Added new traces based on db semantic conventions. This allows to extract basic statistics related to amaru db access, improving our global understanding of internal working.
Experimented with leveraging CBOR structure for improved data access. The overall idea is to leverage CDDL schemas to leverage direct byte array access and remove access to irrelevant fields (also removing associated (de)serialization costs).
Also took this opportunity to benchmark most prominent key/value store in the rust ecosystem. The benchmark used mimics actual amaru pathological paths: account rewards update.
See cbor-db.
Improved mithril packaging stability.
- Refine and document 100% of Amaru's traces
- data love
- more traces
Improve otel-ui
- bridge persist traces
- historical traces can be played back (slow-motion, step-by-step)

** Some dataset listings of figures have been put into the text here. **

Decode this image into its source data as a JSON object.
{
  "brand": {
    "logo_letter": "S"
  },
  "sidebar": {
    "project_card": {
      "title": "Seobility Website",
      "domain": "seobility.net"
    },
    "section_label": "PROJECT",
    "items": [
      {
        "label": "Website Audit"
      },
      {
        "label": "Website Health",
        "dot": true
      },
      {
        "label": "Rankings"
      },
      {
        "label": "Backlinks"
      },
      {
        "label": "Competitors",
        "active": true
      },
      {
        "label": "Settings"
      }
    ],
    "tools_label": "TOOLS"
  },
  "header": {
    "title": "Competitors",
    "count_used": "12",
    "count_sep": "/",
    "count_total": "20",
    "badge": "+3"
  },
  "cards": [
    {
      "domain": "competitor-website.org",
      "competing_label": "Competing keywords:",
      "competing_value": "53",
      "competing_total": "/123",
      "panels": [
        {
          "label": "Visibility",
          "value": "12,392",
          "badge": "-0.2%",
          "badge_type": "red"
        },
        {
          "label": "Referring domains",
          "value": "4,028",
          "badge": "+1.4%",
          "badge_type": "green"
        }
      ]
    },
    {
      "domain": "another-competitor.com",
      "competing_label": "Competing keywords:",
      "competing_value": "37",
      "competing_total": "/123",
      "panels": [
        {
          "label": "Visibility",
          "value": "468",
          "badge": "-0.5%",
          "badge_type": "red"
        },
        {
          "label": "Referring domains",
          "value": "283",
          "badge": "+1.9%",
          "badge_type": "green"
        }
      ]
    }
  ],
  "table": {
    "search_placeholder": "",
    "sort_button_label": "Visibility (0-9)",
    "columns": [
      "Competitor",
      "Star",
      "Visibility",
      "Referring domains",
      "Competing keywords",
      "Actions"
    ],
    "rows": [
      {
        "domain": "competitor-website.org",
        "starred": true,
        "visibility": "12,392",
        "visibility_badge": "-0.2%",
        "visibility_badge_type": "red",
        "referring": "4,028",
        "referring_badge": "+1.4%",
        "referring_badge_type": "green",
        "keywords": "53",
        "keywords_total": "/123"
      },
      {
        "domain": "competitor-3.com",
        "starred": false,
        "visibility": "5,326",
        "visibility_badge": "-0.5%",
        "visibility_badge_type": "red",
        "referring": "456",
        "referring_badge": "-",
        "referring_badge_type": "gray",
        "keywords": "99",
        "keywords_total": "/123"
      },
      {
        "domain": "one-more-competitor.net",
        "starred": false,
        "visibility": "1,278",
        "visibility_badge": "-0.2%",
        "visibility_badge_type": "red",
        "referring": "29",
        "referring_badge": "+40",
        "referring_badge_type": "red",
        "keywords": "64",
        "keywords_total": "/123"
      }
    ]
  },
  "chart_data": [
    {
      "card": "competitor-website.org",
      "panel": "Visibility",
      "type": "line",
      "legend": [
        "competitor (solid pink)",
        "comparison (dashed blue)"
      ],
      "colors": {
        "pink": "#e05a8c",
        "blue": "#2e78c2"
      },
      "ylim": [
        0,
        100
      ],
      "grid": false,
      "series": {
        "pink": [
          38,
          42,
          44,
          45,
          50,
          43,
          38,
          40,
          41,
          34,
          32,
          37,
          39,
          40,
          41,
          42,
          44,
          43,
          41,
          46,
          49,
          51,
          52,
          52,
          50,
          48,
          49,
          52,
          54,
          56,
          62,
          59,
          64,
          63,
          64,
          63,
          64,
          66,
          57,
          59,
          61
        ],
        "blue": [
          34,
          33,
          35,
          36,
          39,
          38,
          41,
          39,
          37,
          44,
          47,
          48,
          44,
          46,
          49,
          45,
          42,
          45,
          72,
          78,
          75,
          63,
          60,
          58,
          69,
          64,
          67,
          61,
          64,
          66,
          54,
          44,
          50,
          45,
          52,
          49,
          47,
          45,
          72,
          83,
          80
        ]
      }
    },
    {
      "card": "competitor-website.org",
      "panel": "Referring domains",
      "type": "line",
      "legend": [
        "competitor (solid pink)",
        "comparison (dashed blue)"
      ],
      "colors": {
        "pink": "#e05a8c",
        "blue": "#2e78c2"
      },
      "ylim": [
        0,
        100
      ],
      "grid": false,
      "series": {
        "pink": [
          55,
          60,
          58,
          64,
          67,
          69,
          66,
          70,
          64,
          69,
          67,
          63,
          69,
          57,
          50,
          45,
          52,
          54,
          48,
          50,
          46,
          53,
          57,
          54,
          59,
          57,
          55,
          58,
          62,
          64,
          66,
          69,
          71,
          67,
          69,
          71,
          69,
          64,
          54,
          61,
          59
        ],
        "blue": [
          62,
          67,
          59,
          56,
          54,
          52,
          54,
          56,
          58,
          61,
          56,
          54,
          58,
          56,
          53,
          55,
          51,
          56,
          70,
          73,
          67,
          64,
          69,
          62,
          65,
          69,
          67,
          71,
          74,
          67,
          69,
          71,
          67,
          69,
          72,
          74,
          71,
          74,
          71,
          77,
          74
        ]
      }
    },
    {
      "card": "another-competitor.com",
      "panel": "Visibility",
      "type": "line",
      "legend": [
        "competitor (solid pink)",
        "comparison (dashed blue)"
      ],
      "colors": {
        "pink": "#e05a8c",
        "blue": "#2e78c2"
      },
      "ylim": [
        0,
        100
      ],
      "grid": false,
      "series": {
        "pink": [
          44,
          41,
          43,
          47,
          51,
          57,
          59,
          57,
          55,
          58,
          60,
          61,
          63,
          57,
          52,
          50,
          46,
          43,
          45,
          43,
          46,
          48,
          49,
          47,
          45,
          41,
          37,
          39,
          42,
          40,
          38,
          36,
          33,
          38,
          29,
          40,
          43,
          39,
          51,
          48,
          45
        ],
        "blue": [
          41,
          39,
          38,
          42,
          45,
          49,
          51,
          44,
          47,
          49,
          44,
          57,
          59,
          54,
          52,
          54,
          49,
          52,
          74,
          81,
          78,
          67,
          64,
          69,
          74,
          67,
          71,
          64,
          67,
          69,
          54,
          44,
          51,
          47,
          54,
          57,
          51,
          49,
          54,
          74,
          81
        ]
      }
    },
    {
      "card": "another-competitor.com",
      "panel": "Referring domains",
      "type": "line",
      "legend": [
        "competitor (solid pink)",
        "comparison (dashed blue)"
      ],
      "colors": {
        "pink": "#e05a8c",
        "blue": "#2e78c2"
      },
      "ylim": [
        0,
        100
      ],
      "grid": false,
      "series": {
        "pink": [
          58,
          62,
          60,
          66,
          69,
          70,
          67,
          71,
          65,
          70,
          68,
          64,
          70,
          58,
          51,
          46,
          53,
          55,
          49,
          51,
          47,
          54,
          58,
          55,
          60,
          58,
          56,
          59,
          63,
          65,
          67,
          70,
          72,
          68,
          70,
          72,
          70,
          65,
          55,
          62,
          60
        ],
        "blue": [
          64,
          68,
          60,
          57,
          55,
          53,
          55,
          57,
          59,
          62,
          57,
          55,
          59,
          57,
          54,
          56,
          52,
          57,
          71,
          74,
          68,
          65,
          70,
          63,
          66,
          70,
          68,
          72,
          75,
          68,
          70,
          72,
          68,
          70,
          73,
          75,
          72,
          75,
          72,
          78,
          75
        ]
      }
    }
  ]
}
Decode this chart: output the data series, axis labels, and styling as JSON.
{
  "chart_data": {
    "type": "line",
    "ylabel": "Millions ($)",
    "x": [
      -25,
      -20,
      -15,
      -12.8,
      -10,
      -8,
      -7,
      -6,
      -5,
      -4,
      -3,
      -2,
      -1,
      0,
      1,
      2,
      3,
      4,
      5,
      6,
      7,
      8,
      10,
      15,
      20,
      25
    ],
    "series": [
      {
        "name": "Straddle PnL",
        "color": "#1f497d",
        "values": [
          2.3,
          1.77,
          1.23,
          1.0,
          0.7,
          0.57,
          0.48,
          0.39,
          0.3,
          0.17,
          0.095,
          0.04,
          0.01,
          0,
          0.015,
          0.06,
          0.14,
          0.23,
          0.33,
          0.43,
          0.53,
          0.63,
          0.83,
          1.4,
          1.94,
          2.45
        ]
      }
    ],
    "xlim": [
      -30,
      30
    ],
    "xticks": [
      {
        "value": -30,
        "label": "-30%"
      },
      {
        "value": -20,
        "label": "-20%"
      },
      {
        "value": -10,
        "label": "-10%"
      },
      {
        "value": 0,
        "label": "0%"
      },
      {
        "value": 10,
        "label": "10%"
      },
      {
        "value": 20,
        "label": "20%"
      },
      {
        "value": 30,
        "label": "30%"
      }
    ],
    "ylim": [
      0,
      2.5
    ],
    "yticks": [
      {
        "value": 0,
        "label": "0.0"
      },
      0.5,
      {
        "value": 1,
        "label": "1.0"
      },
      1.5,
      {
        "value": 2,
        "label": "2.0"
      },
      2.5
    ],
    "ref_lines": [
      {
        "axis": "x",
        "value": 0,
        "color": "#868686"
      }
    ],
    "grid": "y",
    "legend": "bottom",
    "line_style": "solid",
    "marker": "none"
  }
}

- multiple instances are now supported; a span attribute can be used to correlate traces
PRS
- https://github.com/pragma-org/amaru/pull/710 (more semantic conventions)
- first release. Now
cargo +nightly install amaruworks and allows to install theamarubinary - dig amarost
- Refine and document 100% of Amaru's traces
- still some traces love
- experiment with optimized CBOR persistency
There are several issues related to the simulation:
-
The simulation is flaky on CI: https://github.com/pragma-org/amaru/actions/runs/22588131557/job/65438666562 => I added more logging to display the seed and / or the node config when the actions stage is failing or the node can't be built for some reason. => I fixed some initialization/shrinking issues when there are many peers involved. => There is still a failing case in the simulation, I need to investigate it but now I have more information.
-
The simulation revealed a concurrency bug: => Here is the PR fixing it: https://github.com/pragma-org/amaru/pull/700 => Unfortunately I just saw that bug by looking at the logs. The main chainsync property was still passing. Maybe I could add the fact that there should never be an ERROR log but that's not exactly true if we start simulating faults.
- I updated the
actions.htmlpage that shows the generated data for the simulation => I started working ontraces.htmlto show all the execution stages but more work is required here.
I wanted to start packaging the demos done on Friday in a PR but before that:
- I need to understand why the central node in the demo
relay-1doesn't show that it is accepting headers in the steady mode. - I need to take a look at the demo
relay-3(the more complex topology) where the central node is terminating on a failed rollback.